3) Will we learn much more from your forthcoming book ’Free’ than what we can from your article in Wired?

Of course! Chapters include the history of free (going back to the Babalonians and before), the psychology of free, the virtues of ”waste” (including the cost of ”unpriced negative externalities”, such as climate change), and lot and lots of economics and new business models.  Free is deeply misunderstood and often viewed with scepticism, but the book explains the difference between the 20th Century ”free”, which is about direct cross-subsidies in the inflationary economy of atoms (physical stuff) and 21st Century Free, which is about indirect cross-subsidies in the deflationary economy of bits (everything online). One is basically just a marketing gimmick while the other is a new economic model.

4) For how long can one talk about a book without releasing it? Seriously, is it more important to create expectations of what will come in the future than to actual deliver?
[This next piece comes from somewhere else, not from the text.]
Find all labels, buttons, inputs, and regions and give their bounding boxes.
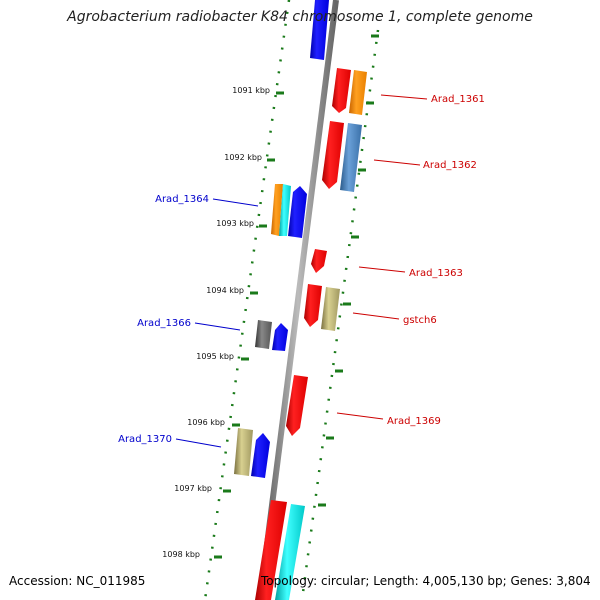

I’m a big believer in ”release early and often”. My model seems to follow a three-year path, from the first beta-testing of an idea in speeches and conversations, then blogging, then a Wired article, then more speeches and blogging, and finally a book. I think this is the best way to enhance and ”stress-test” an idea in progress, while building a constituency and potential market for the idea once it comes out in packaged form. In science, we call this peer review. In software, it’s beta testing. I think ideas grow best when they are shared as widely as possible. They get better by letting them go, and I just assume that the benefits will return to me, one way or another.